The CDC had earlier asked for a stay to the injunction on its conditional sail order. With U.S. District Judge Steven Merryday in a ruling this week, the injunction on the “Conditional Sail Order”—a rule that forces cruise lines to have the necessary requirements and recommendations to sail (pdf)—will go ahead as planned on July 18.
All cruises were shut down in March 2020 during the start of the COVID-19 pandemic. The agency later issued the Conditional Sail Order in October of last year.
But, according to Merryday’s ruling Wednesday, the CDC’s “action is not about what health precautions against COVID-19 are necessary or helpful aboard a cruise ship.” Instead, he argued, “this action is about the use and misuse of governmental power.”

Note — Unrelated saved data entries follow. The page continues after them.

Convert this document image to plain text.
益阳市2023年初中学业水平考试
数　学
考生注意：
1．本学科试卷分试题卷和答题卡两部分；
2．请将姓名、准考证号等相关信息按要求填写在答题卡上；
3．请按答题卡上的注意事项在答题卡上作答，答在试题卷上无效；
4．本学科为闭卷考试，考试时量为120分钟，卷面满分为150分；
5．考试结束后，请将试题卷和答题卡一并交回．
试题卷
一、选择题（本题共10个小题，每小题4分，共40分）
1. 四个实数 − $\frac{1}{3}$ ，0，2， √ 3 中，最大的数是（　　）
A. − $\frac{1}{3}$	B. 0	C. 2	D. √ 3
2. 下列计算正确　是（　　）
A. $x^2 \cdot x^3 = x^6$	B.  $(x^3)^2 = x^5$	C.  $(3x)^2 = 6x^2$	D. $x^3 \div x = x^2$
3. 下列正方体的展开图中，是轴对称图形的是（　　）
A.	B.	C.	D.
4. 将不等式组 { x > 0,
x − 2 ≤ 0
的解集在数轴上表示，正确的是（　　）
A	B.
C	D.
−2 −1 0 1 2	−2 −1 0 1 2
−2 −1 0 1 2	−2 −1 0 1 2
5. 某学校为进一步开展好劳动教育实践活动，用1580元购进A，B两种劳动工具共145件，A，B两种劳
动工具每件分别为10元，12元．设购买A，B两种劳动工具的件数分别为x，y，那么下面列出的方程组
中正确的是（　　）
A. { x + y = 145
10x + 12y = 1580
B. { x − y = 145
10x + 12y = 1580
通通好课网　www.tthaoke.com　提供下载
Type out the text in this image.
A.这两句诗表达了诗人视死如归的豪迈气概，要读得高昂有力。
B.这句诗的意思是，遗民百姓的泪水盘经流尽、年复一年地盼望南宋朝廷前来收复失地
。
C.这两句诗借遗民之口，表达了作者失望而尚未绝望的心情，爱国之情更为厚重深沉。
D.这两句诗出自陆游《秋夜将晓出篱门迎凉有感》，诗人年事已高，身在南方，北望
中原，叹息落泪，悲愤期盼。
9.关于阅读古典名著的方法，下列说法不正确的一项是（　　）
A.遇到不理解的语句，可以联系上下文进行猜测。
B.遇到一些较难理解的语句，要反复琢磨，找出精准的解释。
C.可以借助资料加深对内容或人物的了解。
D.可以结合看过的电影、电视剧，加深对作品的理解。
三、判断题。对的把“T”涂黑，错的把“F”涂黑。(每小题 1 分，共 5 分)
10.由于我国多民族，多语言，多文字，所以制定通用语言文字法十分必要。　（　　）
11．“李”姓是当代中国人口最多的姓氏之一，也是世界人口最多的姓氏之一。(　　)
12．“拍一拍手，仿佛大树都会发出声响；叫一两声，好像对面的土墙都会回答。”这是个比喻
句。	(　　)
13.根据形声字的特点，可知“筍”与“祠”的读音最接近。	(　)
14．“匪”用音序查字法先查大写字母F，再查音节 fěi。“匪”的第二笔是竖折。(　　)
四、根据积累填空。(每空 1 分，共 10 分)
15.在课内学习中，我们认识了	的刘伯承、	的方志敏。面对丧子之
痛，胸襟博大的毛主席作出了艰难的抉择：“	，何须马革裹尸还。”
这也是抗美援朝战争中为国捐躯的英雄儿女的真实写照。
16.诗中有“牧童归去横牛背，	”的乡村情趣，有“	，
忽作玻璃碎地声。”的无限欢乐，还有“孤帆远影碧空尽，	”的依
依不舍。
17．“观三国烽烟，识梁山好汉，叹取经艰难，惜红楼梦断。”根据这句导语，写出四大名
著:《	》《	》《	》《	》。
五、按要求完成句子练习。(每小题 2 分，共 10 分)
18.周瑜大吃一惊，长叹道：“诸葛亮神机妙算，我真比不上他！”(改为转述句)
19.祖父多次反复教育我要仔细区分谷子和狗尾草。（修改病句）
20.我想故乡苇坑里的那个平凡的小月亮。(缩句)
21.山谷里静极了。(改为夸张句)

“Although CDC invariably garnishes the argument with dire prospects of ‘transmission’ of COVID-19 aboard a cruise vessel, these dark allusions dismiss state and local health authorities, the industry’s self-regulation, and the thorough and costly preparations and accommodations by all concerned to avoid ‘transmission’ and to confine and control the ‘transmission,’ if one occurs,” Merryday concluded in his order.
Merryday attempted to underscore his ruling, writing that “a stay that would serve to extend the unwarranted, unprecedented, and injurious exercise of governmental power by one person, the Director of CDC — is DENIED.” In his order, the word “denied” was placed in bold and all-caps.
Following the ruling, the CDC’s lawyers asked a federal appeals court to place a hold on the district judge’s ruling. Department of Justice attorneys representing the CDC argued that the preliminary injunction “rests on errors of law and is a clear abuse of the district court’s discretion” and will “exacerbate the spread of COVID-19.”